Such an analysis has certain merits. Death of the author works well for furthering an understanding of the work, for instance. In some cases, people intentionally reinterpret a work contrary to the author’s intent; this reinterpretation is sometimes congruent to what the story separate from the author conveys. An example of this done poorly is Starship Troopers, a near libertarian political treatise in novel form which has popularly been considered a pro-fascism screed (for mostly aesthetic reasons). An example of this done well is the Starship Troopers movie (the first one), which was made with the intent of satirizing the fascism the director assumed to exist in the original work and accidentally endorsed much of the original’s libertarianism.3
The pitfall of death of the author is when an adherent declares it as the one true stance. This is a legitimate way of looking at a story, so long as it does not assert that it is the only right way. Considering only what the story conveys is not inherently superior to considering also what the author intends; it must be kept as one among equals, alongside other useful, legitimate perspectives. It has a purpose, and while it is acting on that purpose, it is a tool to maintain in our tool chest. Each useful stance must be viewed not as a pinnacle but as a part of assembling a comprehensive understanding of the story (where this comprehensive understanding, consisting of each analysis separately and cross-referenced, is greater than any individual part). This does not mean, however, that a death of the author analysis is not the best analysis for a particular situation or purpose, whether of explanation, enjoyment, or proselytism (to religion, politic, or otherwise); often it is, and often it is not.

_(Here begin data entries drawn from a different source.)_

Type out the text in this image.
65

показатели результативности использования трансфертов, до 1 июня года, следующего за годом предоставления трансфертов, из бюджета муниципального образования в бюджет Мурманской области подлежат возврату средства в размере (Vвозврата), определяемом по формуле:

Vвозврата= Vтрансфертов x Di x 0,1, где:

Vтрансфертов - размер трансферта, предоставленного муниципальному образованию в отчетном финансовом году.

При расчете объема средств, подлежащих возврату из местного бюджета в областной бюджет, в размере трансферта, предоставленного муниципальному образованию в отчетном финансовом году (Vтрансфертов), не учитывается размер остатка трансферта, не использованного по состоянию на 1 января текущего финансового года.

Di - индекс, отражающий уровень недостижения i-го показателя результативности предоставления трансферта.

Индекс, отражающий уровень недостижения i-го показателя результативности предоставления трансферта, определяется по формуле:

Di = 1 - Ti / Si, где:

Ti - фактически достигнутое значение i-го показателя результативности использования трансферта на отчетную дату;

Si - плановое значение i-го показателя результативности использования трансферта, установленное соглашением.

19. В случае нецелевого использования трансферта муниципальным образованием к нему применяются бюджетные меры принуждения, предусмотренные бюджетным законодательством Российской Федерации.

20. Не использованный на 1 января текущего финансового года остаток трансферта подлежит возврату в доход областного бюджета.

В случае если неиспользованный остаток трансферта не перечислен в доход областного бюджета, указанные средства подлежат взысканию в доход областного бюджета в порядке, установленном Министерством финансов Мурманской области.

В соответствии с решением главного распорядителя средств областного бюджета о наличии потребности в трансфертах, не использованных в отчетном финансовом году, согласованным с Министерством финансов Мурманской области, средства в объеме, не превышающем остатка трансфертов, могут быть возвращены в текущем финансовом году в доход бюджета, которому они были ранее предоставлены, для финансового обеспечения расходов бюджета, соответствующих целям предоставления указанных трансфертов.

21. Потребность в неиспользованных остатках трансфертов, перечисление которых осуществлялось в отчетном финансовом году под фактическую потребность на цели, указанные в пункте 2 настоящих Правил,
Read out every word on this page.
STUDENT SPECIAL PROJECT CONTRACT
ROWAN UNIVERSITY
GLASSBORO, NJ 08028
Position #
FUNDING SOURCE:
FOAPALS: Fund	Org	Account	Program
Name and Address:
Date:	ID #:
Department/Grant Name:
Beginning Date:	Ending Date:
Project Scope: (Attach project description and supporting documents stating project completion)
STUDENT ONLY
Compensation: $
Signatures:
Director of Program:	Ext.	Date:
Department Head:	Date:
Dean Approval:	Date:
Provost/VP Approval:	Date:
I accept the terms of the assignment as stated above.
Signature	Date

The second stance to consider is what I will term ‘intent of the author.’ In this analysis, rarely seen in its purist form, not the actual story but what the author intended by the story is analyzed. Perhaps the most mundane example is when a mother looks at the rather incoherent stick figures which her child has labeled as ‘mom, dad, brother, and doggy (and me)’. While recognizing the remarkably lack of a resemblance to their intention, this mother will generally assess them in terms of intent (as well as the artist’s capability) and be much flattered. It’s the thought that counts.
As we can see, this analysis is not particularly common as a primary. If somebody assesses a movie by saying, ‘It was amazing how the hero saved all those people from death,’ and you know said hero actually only saved them from stubbing their toes, even if the authors clearly intended the stubbed toes to count as mortal wounds, you’re not going to give that analysis much weight (and you shouldn’t). No, this analysis, in its purest form, is useful (very useful) as a part of another, more balanced analysis, one mixed with analysis of the layer of what the story conveyed in actuality.
Here it will benefit us to distinguish between different means of assessing intent. First, we can assess intent by looking for in-story clues; this is finding the meta-intent, as I have termed it. Second, we can assess intent through knowing what the author said his intent was. Third, we can assess intent by inferring from knowledge of the author what he intended (somewhat shakier than first, except in the clearest situations- we can be confident, for instance, that an author with a long history of hating murderers is not advocating rewarding murderers).
These first two stances are the purist paths. In the first, we see only the author’s results, and at most we may account for meta-intent, the intent the story communicates amidst carrying out said intent. In the second, we see only the author’s intent, possibly as it is communicated in meta-intent. As we have noted, both are viable but neither is everything. Each has a purpose (though the first has greater independence). Next week we’ll consider three more stances (to hit five total), rounding it all out.
Footnotes
1 – Early installment weirdness, such as I feel whenever I read Bilbo’s approach to Rivendell in The Hobbit, or as can be found in elements of The Book of Lost Tales, are related to this, and recognizing it requires recognizing this phenomenon.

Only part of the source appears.